# Portlet 2 Fragen



## execute (3. Jul 2012)

Hallo, ich versuche mich schon seit einigen Tagen an meinem ersten eigenen Portlet.
Hier habe ich jedoch 2 Fragen, bei denen mir hoffentlich jemand helfen kann. 

Ich möchte euch jetzt auch nicht mit unnötig Code zuballern.

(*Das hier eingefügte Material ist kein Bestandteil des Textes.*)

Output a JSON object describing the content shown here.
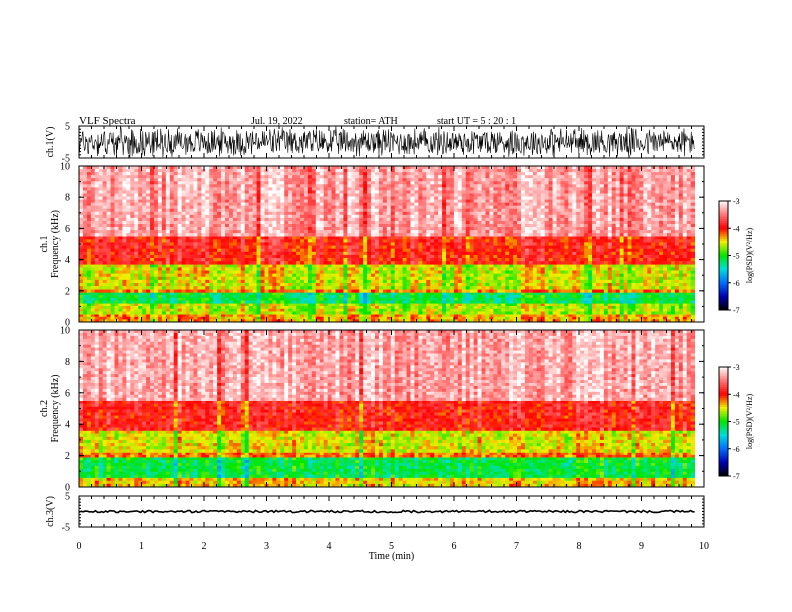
{
  "header": {
    "title": "VLF  Spectra",
    "date": "Jul.  19,  2022",
    "station": "station= ATH",
    "start": "start  UT  =    5  : 20 : 1"
  },
  "chart_data": [
    {
      "type": "line",
      "title": "",
      "ylabel": "ch.1(V)",
      "ylim": [
        -5,
        5
      ],
      "yticks": [
        "5",
        "-5"
      ],
      "xlim": [
        0,
        10
      ],
      "series_color": "#000000",
      "amplitude_description": "dense broadband noise filling nearly full range"
    },
    {
      "type": "heatmap",
      "ylabel_lines": [
        "ch.1",
        "Frequency  (kHz)"
      ],
      "ylim": [
        0,
        10
      ],
      "yticks": [
        "0",
        "2",
        "4",
        "6",
        "8",
        "10"
      ],
      "xlim": [
        0,
        9.85
      ],
      "colorbar": {
        "label": "log(PSD)(V²/Hz)",
        "ticks": [
          "-3",
          "-4",
          "-5",
          "-6",
          "-7"
        ],
        "range": [
          -7,
          -3
        ]
      },
      "bands_khz": [
        {
          "from": 0.0,
          "to": 0.5,
          "level": -4.3
        },
        {
          "from": 0.5,
          "to": 1.2,
          "level": -4.6
        },
        {
          "from": 1.2,
          "to": 1.9,
          "level": -5.1
        },
        {
          "from": 1.9,
          "to": 2.1,
          "level": -4.2
        },
        {
          "from": 2.1,
          "to": 3.7,
          "level": -4.5
        },
        {
          "from": 3.7,
          "to": 5.5,
          "level": -3.9
        },
        {
          "from": 5.5,
          "to": 10.0,
          "level": -3.3
        }
      ]
    },
    {
      "type": "heatmap",
      "ylabel_lines": [
        "ch.2",
        "Frequency  (kHz)"
      ],
      "ylim": [
        0,
        10
      ],
      "yticks": [
        "0",
        "2",
        "4",
        "6",
        "8",
        "10"
      ],
      "xlim": [
        0,
        9.85
      ],
      "colorbar": {
        "label": "log(PSD)(V²/Hz)",
        "ticks": [
          "-3",
          "-4",
          "-5",
          "-6",
          "-7"
        ],
        "range": [
          -7,
          -3
        ]
      },
      "bands_khz": [
        {
          "from": 0.0,
          "to": 0.6,
          "level": -4.4
        },
        {
          "from": 0.6,
          "to": 1.9,
          "level": -5.1
        },
        {
          "from": 1.9,
          "to": 2.2,
          "level": -4.2
        },
        {
          "from": 2.2,
          "to": 3.6,
          "level": -4.5
        },
        {
          "from": 3.6,
          "to": 5.5,
          "level": -3.9
        },
        {
          "from": 5.5,
          "to": 10.0,
          "level": -3.3
        }
      ]
    },
    {
      "type": "line",
      "ylabel": "ch.3(V)",
      "ylim": [
        -5,
        5
      ],
      "yticks": [
        "5",
        "-5"
      ],
      "xlim": [
        0,
        10
      ],
      "xlabel": "Time  (min)",
      "xticks": [
        "0",
        "1",
        "2",
        "3",
        "4",
        "5",
        "6",
        "7",
        "8",
        "9",
        "10"
      ],
      "baseline": 0,
      "series_color": "#000000"
    }
  ]
}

Hier nur ein kleiner Ausschnitt aus dem Controller. 

```
String jspPage="";
    public void doView(RenderRequest renderRequest,
			RenderResponse renderResponse) throws IOException, PortletException {
		// TODO Auto-generated method stub
		
    	if(jspPage=="")
    	{
    		 PortletContext context = getPortletContext();

    		   PortletRequestDispatcher dispatcher
    		   = context.getRequestDispatcher( "/view.jsp" );
    		   dispatcher.include( renderRequest, renderResponse ); 
    		
    	
    
    	
            super.doView(renderRequest, renderResponse);
	  
    	}
```

Frage 1: Wenn ich in meinem Browser nun ein F5 drücke, müsste doch die Variable jspPage wieder auf "" gehen und somit die view.jsp aufgerufen werden oder?
Das geht aber nicht. Er bleibt bei mir einfach auf der letzten gezeigten Seite und refrehst die jsp nicht, weiß jemand weshalb? =)


Frage 2: Diese Frage ist ein bisschen doof zu stellen, aber ich versuche es mal. Bei mir wird der Code von der View.jsp auch in allen anderen Jsps angezeigt. Bsp. In der View Jsp steht nur ein <p> hallo </p>, so erscheint in jeder anderen jsp auch dieses <p>hallo </p>.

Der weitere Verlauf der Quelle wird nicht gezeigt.